As the Conservatives – AKA The Party of the Rich – prepare for their annual conference in Birmingham, British people are realising in greater number than ever before just how little the elite politicians care about ordinary citizens.
An example of this can be seen in how the Tories are aiming to allow the mainsteam communications media to continue to self-regulate, even as the scandal of phone-hacking is still being investigated, and police are still in the process of questioning and charging possible criminal suspects.
It is exactly the same with the financial crisis: the failed and disgraced bankers and financiers are close friends, colleagues and relatives of members of the Tory Party – that is why there have been no arrests stemming from the actions leading to the world recession.
Those close to the corridors of power suggest this is because the politicians know that it will be easier to sneak this lack of statutory regulation through before any high profile sentences are passed against the Prime Minister’s former media secretary, Andy Coulson, and close friend Rebekah Brooks.
Hacked Off said it was concerned by comments made by Tory ministers.

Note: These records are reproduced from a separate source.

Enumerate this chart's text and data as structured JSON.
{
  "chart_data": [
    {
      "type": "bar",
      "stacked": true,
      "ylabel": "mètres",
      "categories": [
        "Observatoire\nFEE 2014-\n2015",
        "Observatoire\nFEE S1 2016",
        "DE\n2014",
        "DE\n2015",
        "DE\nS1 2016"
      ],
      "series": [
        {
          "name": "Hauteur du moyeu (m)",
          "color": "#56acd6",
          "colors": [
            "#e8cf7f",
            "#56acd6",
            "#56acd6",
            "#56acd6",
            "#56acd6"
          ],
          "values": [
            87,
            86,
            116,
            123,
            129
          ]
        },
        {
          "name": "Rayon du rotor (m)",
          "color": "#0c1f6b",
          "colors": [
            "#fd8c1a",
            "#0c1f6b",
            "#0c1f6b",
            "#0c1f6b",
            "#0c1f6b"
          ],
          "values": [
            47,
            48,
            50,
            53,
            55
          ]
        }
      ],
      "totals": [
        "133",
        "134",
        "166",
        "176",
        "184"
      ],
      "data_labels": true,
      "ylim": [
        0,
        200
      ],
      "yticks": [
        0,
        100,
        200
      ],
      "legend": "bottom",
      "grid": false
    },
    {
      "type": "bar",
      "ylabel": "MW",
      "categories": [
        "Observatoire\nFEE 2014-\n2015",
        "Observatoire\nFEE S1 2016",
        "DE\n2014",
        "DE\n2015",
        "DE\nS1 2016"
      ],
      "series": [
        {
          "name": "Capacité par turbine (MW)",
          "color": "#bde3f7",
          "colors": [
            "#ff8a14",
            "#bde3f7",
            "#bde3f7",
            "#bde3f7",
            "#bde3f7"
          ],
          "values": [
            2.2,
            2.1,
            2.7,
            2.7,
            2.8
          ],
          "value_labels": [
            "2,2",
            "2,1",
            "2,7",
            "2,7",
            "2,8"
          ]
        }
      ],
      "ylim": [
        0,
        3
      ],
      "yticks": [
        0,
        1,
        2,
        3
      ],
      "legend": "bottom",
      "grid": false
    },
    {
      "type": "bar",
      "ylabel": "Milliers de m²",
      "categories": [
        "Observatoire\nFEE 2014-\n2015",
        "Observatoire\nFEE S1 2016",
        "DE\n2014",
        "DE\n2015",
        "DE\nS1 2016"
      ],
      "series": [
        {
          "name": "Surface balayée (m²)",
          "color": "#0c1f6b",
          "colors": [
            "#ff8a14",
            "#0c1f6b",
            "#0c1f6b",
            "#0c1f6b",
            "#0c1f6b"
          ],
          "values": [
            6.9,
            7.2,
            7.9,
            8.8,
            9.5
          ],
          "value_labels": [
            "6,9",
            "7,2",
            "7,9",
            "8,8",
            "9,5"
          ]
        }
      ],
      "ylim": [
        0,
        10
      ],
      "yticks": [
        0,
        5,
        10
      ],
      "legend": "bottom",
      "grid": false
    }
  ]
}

Appearing before the inquiry, the education secretary, Michael Gove, argued against the statutory regulation of the press and urged Leveson to “consider carefully” his proposals.
Theresa May, home secretary, has given a warning on possible “unintended consequences” if self-regulation were scrapped. Gove, of course, formerly worked for Murdoch’s News International, a subsidary of News Corp.
On 5 July 2011 in partnership with Professor Brian Cathcart and other concerned individuals, the Media Standards Trust formed the “Hacked Off” campaign.
The Media Standards Trust was formed in 2006 to address concerns of a deterioration in journalistic standards at a time when the media were becoming enormously powerful while remaining largely opaque and unaccountable.